Polycom 3725-76302-001LI manual Device Authentication

Note

You can turn authentication off and on for specific devices (assuming that it’s turned on here for that device type). See “Edit Device Dialog Box” on page 98.

•Configure specific ports or prefixes for “unauthorized” or “guest” SIP calls that can only access specific resources (VMRs, VEQs, or a SIP peer).

H.323 Device Authentication

In an environment where H.235 authentication is used, H.323 devices include their credentials (name and password) in registration and signaling (RAS) requests. The Polycom DMA system authenticates requests as follows:

•If it’s a signaling request (ARQ, BRQ, DRQ) from an unregistered endpoint, the Call Server doesn’t authenticate the credentials.

•If it’s a signaling request from a registered endpoint, or if the request is from an MCU or neighbor gatekeeper, the Call Server attempts to authenticate using its device authentication list (see “Device Authentication” on page 264).

If the credentials can’t be authenticated, the Call Server rejects the registration or signaling request. For call signaling requests, it also rejects the request if the credentials differ from those with which the device registered.

SIP Device Authentication

The SIP digest authentication mechanism is described in RFC 3261, starting in section 22, and in RFC 2617, section 3). When a SIP endpoint registers with or calls the Polycom DMA system, if the request includes authentication information, that information is checked against the Call Server’s local device authentication list (see “Device Authentication” on page 264).

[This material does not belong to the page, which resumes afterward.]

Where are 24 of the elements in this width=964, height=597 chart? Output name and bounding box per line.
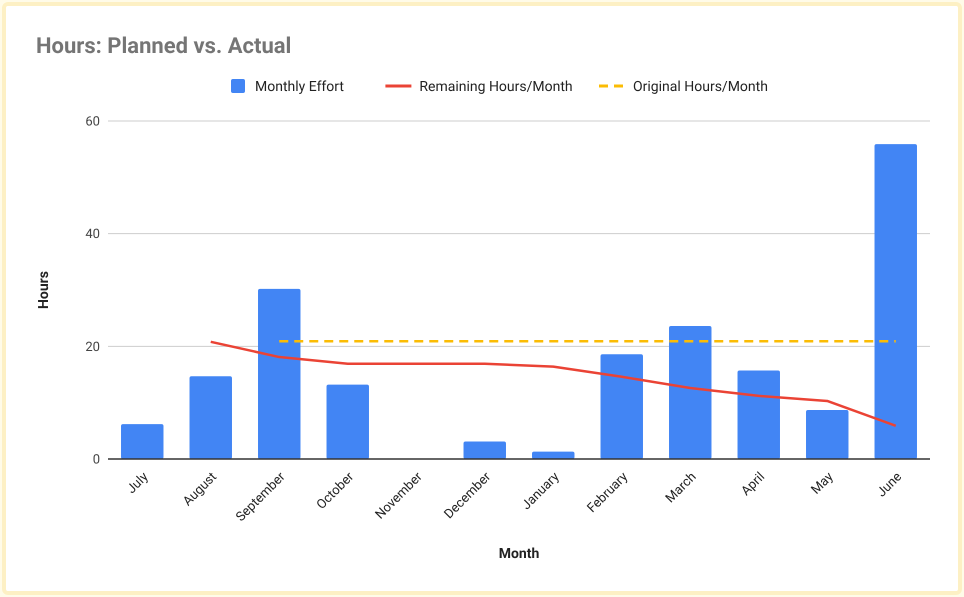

SIP authentication can be enabled at the port/transport level or (for “unauthorized” access prefixes) the prefix level. If SIP authentication is enabled and an endpoint’s request doesn’t include authentication information, the Call Server responds with an authentication challenge containing the required fields (see the RFCs). If the endpoint responds with valid authentication information, the system accepts the registration or call.

Note

If inbound SIP authentication is turned on for a port or prefix, the Polycom DMA system challenges any SIP message coming to the system via that port or with that prefix. Any SIP peer and other device that interacts with the system by those means must be configured to authenticate itself, or you must turn off Device authentication for that specific device. See “Edit Device Dialog Box” on page 98.